For years now, one of my pet favorites in contra dancing has been the “wowee,” a figure that involves rolling away with your neighbor across the set and immediately releasing the connection to catch your partner for a swing. It’s got good energy, flow, and when you successfully catch your partner on time coming out of the rollaway, it feels great. A couple of my favorite dances with the figure are Tavi Merrill’s “Soul Reversal” and Chris Page’s “Roll Twelve.”
When I first danced a dance with the figure, someone told me the term and figure were both borrowed from Modern Western Square Dancing. This is also the story I find when I search “wowee contra dance” on the internet. But MWSD dancers I came across said, “Nope, that’s not a figure.” (Being as MWSD figures and calling standards are more codified than contra, I trusted them to know.) At some point someone else told me it was a Maine-ism coined by a particular Maine caller, but I was fairly sure that wasn’t true either.

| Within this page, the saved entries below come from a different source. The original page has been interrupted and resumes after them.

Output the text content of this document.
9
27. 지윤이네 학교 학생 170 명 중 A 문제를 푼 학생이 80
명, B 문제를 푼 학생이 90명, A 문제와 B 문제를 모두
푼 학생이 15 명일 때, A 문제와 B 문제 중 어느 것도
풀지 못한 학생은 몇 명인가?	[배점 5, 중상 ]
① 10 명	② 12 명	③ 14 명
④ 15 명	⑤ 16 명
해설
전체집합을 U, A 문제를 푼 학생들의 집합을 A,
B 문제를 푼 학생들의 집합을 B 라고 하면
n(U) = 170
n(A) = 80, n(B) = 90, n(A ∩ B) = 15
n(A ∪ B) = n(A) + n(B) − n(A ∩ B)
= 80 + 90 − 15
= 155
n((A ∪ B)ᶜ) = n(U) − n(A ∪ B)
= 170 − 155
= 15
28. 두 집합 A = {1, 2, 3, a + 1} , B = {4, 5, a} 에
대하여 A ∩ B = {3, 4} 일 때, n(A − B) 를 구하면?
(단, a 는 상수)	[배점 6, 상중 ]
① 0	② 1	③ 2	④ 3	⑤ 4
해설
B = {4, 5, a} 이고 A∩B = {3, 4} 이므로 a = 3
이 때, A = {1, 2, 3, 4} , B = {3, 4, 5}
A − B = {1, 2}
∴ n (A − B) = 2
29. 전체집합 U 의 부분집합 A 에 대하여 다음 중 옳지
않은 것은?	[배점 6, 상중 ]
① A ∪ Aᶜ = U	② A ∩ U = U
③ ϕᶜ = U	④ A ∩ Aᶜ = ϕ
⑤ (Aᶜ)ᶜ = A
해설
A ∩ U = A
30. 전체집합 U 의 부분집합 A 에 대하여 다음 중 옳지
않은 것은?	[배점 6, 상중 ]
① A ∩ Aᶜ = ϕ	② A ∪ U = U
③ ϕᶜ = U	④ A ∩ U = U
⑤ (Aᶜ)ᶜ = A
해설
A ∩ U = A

At a January Monday Contras dance, I called a dance with a wowee in it and someone there told me the figure came from Larry Jennings. A few quick internet searches later and I was able to seemingly confirm this with a PDF of Jennings’s book Give and Take, which includes a number of dances containing the figure and a note about the name (Jennings uses “W” for women, which was the common role term at the time, though most events I call use robin now.):
WOWEE by Larry Jennings
Becket formation (ccw prog): S
1. Bal in cir (of four); W roll R to swap with N & take sw pos 2. Sw pt 3. Cir L 4. Cir R 5. 1/2 W ch 6. Long lines: fwd & bk 7. 1/2 W ch & note cpl on L diag 8. 1/2 prom & loop to face noted cpl
Ph 8: The noted couple are your next neighbors, but the promenade is initiated by the current men passing by left shoulders.
The entry into the swing of ph 2 was suggested (independently, so far as I know) by Merilee Karr and Gene Hubert. I like to give it a snappy interpretation and call it “wowee” when so danced.
I didn’t actually procure a hard copy of the book to confirm (yet) just a rogue PDF floating around the internet, but I’m now confident enough that this is the origin of the figure name and now I’ve documented it on the internet to correct the record.
Also, ack! Chris Page’s “Roll Twelve” even notes that it’s based on a dance, “Roll Eleven,” by Sue Rosen and Larry Jennings! I should have followed that thread sooner.